Il aida son amie à traverser la prairie. Lorsqu’ils furent parvenus à l’endroit où était entassé le matériel de la guérisseuse, Arevin coucha Melissa sur le sol. Serpent s’agenouilla devant la sacoche à serpents et l’ouvrit d’une main tâtonnante, tremblante, pour accéder à la trousse à pharmacie.

Arevin posa une main douce sur son épaule intacte.

— Laisse-moi soigner ta blessure, dit-il.

— Ne t’inquiète pas pour moi, ça ira. C’est Melissa…

Elle leva les yeux sur lui, et fut glacée par son expression.

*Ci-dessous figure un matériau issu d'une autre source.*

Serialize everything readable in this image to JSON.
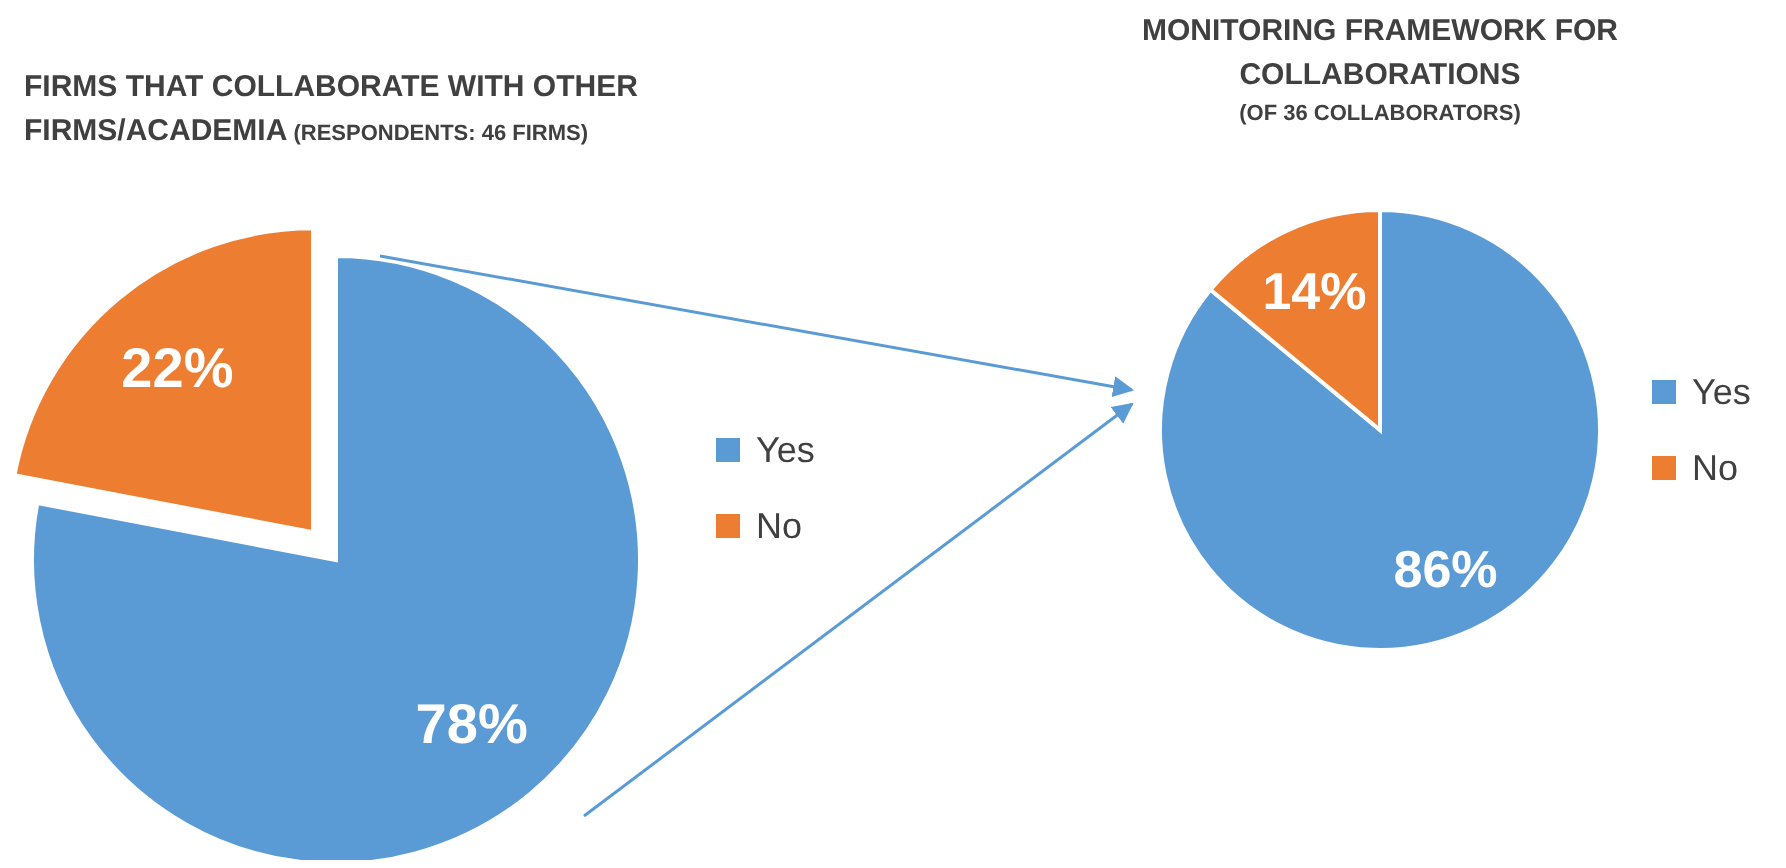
{
  "chart_data": [
    {
      "type": "pie",
      "title": "FIRMS THAT COLLABORATE WITH OTHER FIRMS/ACADEMIA",
      "subtitle": "(RESPONDENTS: 46 FIRMS)",
      "categories": [
        "Yes",
        "No"
      ],
      "values": [
        78,
        22
      ],
      "value_labels": [
        "78%",
        "22%"
      ],
      "colors": [
        "#5b9bd5",
        "#ed7d31"
      ],
      "legend": "right"
    },
    {
      "type": "pie",
      "title": "MONITORING FRAMEWORK FOR COLLABORATIONS",
      "subtitle": "(OF 36 COLLABORATORS)",
      "categories": [
        "Yes",
        "No"
      ],
      "values": [
        86,
        14
      ],
      "value_labels": [
        "86%",
        "14%"
      ],
      "colors": [
        "#5b9bd5",
        "#ed7d31"
      ],
      "legend": "right"
    }
  ]
}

— Guérisseuse, dit-il, Serpent, mon amie…

Elle voulut se lever, il tenta de l’en empêcher.

— Il n’y a rien à faire.

— Rien à faire… ?

Elle parvint à se relever.

— Tu es blessée, dit Arevin en désespoir de cause. Si tu vois cette enfant maintenant, cela ne fera qu’aggraver ton mal.

— Oh, dieux ! dit Serpent, toujours retenue par Arevin. Lâche-moi !

Arevin s’écarta, surpris. Serpent ne daigna même pas s’excuser. Elle ne pouvait permettre à personne, pas même à lui, de la prendre sous sa protection : c’était trop facile, trop tentant.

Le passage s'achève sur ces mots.